In 2025, Croissant and Lott found that their Democratic Resilience Capacity parameter, which combines macro-institutional, political party, civil society and political efficacy factors believed to support democratic resilience, did not explain bounceback resilience in their analysis of 103 democracies since 2000.

===U-turn statistics===
In 2025, Marina Nord and colleagues defined a democratic U-turn as a "period of substantive two-directional regime transformation along a democracy–autocracy continuum, in which autocratization is closely followed by and linked to subsequent democratization", in which both movements are "substantial and sustained", the two movements happen over a short (few-year) time interval, and the autocratization and democratization must be "endogenously interlinked", i.e. interpreted as linked by qualitative historical evidence.

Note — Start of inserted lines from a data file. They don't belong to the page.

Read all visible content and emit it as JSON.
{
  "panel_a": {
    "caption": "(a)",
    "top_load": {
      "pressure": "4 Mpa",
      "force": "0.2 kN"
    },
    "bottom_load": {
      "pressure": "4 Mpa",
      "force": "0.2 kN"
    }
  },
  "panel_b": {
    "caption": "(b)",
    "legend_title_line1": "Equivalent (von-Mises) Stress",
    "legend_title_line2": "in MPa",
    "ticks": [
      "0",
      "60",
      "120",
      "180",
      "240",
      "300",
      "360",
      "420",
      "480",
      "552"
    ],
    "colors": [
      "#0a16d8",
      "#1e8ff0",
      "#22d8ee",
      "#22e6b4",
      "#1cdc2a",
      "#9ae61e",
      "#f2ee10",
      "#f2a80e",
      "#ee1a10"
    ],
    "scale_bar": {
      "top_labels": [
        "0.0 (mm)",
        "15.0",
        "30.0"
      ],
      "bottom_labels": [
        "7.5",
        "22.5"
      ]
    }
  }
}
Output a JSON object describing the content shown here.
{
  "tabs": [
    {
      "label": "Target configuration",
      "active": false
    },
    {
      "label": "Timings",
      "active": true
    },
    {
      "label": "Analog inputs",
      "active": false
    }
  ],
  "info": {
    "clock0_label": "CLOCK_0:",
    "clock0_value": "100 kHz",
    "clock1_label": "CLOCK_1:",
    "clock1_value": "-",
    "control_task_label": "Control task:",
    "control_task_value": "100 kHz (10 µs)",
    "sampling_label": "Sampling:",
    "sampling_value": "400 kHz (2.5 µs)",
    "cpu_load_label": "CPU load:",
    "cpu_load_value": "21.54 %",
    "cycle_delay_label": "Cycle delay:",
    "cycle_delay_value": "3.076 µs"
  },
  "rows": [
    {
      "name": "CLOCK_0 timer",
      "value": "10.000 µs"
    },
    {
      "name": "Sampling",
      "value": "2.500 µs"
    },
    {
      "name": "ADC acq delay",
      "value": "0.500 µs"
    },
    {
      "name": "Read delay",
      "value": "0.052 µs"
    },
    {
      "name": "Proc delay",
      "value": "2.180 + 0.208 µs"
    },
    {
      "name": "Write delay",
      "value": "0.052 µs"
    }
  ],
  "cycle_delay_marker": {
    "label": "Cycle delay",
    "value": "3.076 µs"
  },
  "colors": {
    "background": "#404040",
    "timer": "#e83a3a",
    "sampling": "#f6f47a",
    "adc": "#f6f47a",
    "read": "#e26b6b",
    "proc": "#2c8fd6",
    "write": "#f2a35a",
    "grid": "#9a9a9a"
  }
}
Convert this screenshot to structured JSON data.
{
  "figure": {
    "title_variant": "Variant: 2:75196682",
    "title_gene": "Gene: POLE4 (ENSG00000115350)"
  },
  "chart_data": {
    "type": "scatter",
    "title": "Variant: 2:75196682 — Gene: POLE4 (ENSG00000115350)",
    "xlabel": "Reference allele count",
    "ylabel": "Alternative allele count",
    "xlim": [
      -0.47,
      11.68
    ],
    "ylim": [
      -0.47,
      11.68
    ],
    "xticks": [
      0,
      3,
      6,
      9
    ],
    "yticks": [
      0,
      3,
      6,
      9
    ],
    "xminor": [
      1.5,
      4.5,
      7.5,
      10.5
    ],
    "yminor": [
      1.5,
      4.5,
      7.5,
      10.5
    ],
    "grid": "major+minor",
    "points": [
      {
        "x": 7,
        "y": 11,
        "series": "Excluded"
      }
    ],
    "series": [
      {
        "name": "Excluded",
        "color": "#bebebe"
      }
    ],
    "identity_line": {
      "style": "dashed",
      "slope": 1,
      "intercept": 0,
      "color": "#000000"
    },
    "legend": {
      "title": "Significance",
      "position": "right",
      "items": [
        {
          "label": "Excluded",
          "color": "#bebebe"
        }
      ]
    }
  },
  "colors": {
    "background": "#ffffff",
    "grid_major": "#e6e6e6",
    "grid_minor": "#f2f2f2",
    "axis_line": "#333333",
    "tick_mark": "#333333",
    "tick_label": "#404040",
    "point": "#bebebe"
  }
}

Nord et al used the V-Dem Democracy Indices from 1900 through to 2023, and added their analysis to the Episodes of Regime Transformation (ERT) dataset. They found 102 U-turns in 69 countries. Over the full period, 52% of autocratization cases became U-turns; 44% became U-turns during 1900 to 1993, and 73% became U-turns during 1994 to 2003. Most U-turns (90%) ended with restored or improved levels of democracy. The overall time scale from the onset of autocratization to restored democracy was found to be typically about eight years.

Nord et al classified the processes of the U-turns as either "authoritarian manipulation", "democratic reaction", or international intervention. Authoritarian manipulation refers to cases of either civilian or military authoritarian actors being responsible both for the autocratization and then taking actions, such as a coup and a promise to hold elections, which they hope will let them retain power, but in practice (in some cases) leads to democratization. Democratic reactions are cases in which either grassroots citizens' groups, elites, or grassroots–elite alliances obtain the U-turn by elections, street protests, or legislative or judicial bodies. International interventions include military invasion (such as the invasion of Italy and France by the Allied Powers during World War II), or mediation by regional leaders that led to the Accra Comprehensive Peace Agreement and the United Nations Mission in Liberia and the 2005 Liberian general election.

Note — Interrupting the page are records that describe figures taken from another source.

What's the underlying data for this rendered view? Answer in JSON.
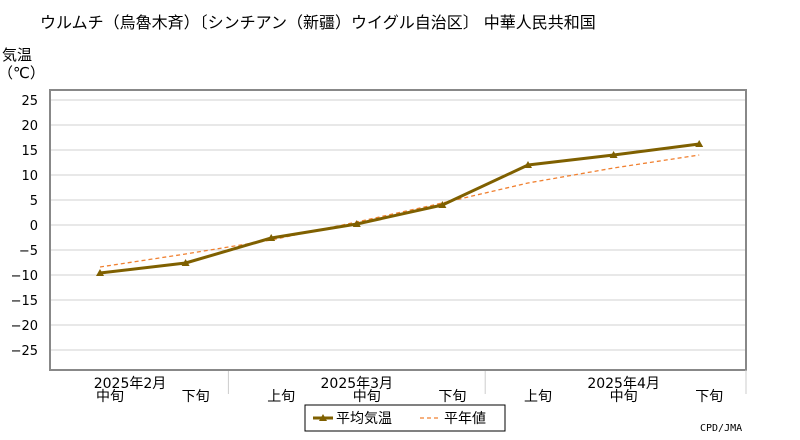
{
  "chart_data": {
    "type": "line",
    "title": "ウルムチ（烏魯木斉）〔シンチアン（新疆）ウイグル自治区〕 中華人民共和国",
    "ylabel_line1": "気温",
    "ylabel_line2": "（℃）",
    "ylim": [
      -30,
      30
    ],
    "yticks": [
      25,
      20,
      15,
      10,
      5,
      0,
      -5,
      -10,
      -15,
      -20,
      -25
    ],
    "grid": true,
    "categories": [
      "中旬",
      "下旬",
      "上旬",
      "中旬",
      "下旬",
      "上旬",
      "中旬",
      "下旬"
    ],
    "months": [
      {
        "label": "2025年2月",
        "start": 0,
        "end": 1
      },
      {
        "label": "2025年3月",
        "start": 2,
        "end": 4
      },
      {
        "label": "2025年4月",
        "start": 5,
        "end": 7
      }
    ],
    "series": [
      {
        "name": "平均気温",
        "color": "#7f6000",
        "style": "solid",
        "marker": "triangle",
        "values": [
          -9.6,
          -7.6,
          -2.6,
          0.2,
          4.0,
          12.0,
          14.0,
          16.2
        ]
      },
      {
        "name": "平年値",
        "color": "#f08030",
        "style": "dashed",
        "marker": "none",
        "values": [
          -8.4,
          -5.8,
          -3.0,
          0.6,
          4.4,
          8.4,
          11.4,
          14.0
        ]
      }
    ],
    "legend_position": "bottom-center",
    "credit": "CPD/JMA"
  }
}
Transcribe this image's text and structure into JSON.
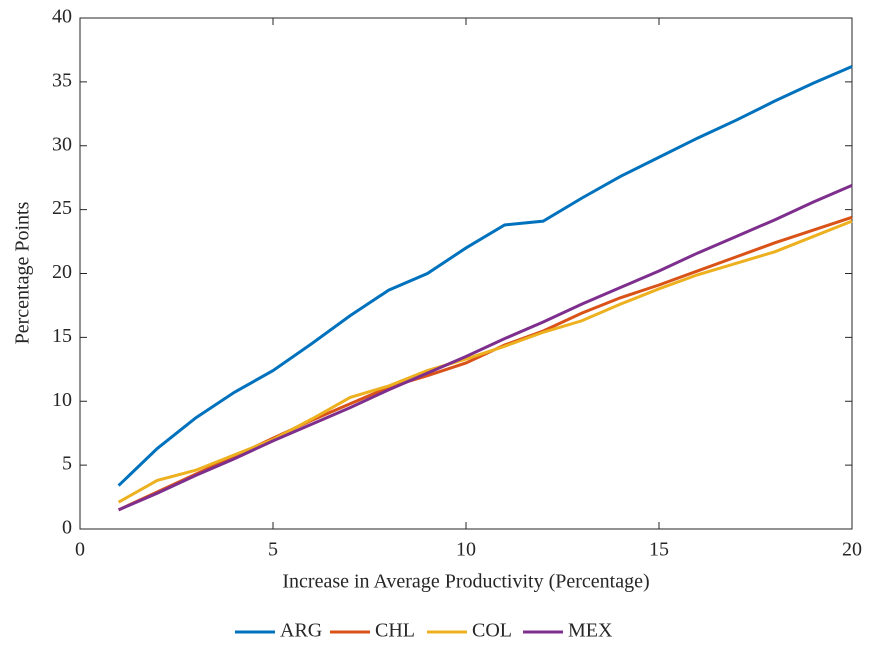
{
  "chart_data": {
    "type": "line",
    "xlabel": "Increase in Average Productivity (Percentage)",
    "ylabel": "Percentage Points",
    "x": [
      1,
      2,
      3,
      4,
      5,
      6,
      7,
      8,
      9,
      10,
      11,
      12,
      13,
      14,
      15,
      16,
      17,
      18,
      19,
      20
    ],
    "series": [
      {
        "name": "ARG",
        "color": "#0072BD",
        "values": [
          3.4,
          6.3,
          8.7,
          10.7,
          12.4,
          14.5,
          16.7,
          18.7,
          20.0,
          22.0,
          23.8,
          24.1,
          25.9,
          27.6,
          29.1,
          30.6,
          32.0,
          33.5,
          34.9,
          36.2
        ]
      },
      {
        "name": "CHL",
        "color": "#D95319",
        "values": [
          1.5,
          2.9,
          4.3,
          5.7,
          7.1,
          8.5,
          9.8,
          11.1,
          12.0,
          13.0,
          14.4,
          15.5,
          16.9,
          18.1,
          19.1,
          20.2,
          21.3,
          22.4,
          23.4,
          24.4
        ]
      },
      {
        "name": "COL",
        "color": "#EDB120",
        "values": [
          2.1,
          3.8,
          4.6,
          5.8,
          7.0,
          8.6,
          10.3,
          11.2,
          12.4,
          13.3,
          14.3,
          15.4,
          16.3,
          17.6,
          18.8,
          19.9,
          20.8,
          21.7,
          22.9,
          24.1
        ]
      },
      {
        "name": "MEX",
        "color": "#7E2F8E",
        "values": [
          1.5,
          2.8,
          4.2,
          5.5,
          6.9,
          8.2,
          9.5,
          10.9,
          12.2,
          13.5,
          14.9,
          16.2,
          17.6,
          18.9,
          20.2,
          21.6,
          22.9,
          24.2,
          25.6,
          26.9
        ]
      }
    ],
    "xlim": [
      0,
      20
    ],
    "xticks": [
      0,
      5,
      10,
      15,
      20
    ],
    "ylim": [
      0,
      40
    ],
    "yticks": [
      0,
      5,
      10,
      15,
      20,
      25,
      30,
      35,
      40
    ],
    "legend": "bottom"
  }
}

Matías Bianchi and colleagues disputed the long-term significance of the post-1993 U-turns, finding that 90% of the cases dropped to a lower democracy level within five years or less. They interpreted this to imply that bounce-back resilience indicated overall regime instability rather than resilience that tends to lead to a stable return to democracy. Bianchi et al cited constitutional changes in Germany and Norway in the mid-2020s as "common sense measures that could help to future-proof democracy".

==Resilience methods==
===Parliamentary procedure===
In 2026, Madeleine Rogers argued that parliamentary procedure had been used in democratic backsliding in ways that were "buried in confusing complexities that are difficult for non-experts to disentangle, and well outside of the attention of the general public". Rogers proposed six methods of resilience against backsliding in parliamentary procedure. "Protect[ing] the rules" by codifying fundamental procedures should increase the political cost of manipulating those procedures. "Redesign[ing] fast-track procedures" would protect some fundamental procedures from fast-tracking, and fast-track procedures themselves could be redesigned to better allow corrections and checks, while still allowing for speed. "Target[ing] conflicts of interest" for agenda-setting, time allocation and disciplinary powers would reduce the ability to use these for politicians' or parties' self-interest. "Optimiz[ing] the role of the opposition" in ways that increase opposition rights could improve accountability but would have to avoid "paralysing governance". "Ensur[ing] opportunities for review" would entail more possibilities for the review of procedures violating democratic legitimacy. "Institutionaliz[ing] civic participation" would "broad[en] the protective ecosystem" by allowing citizens and civil society to oppose abuses of parliamentary procedures.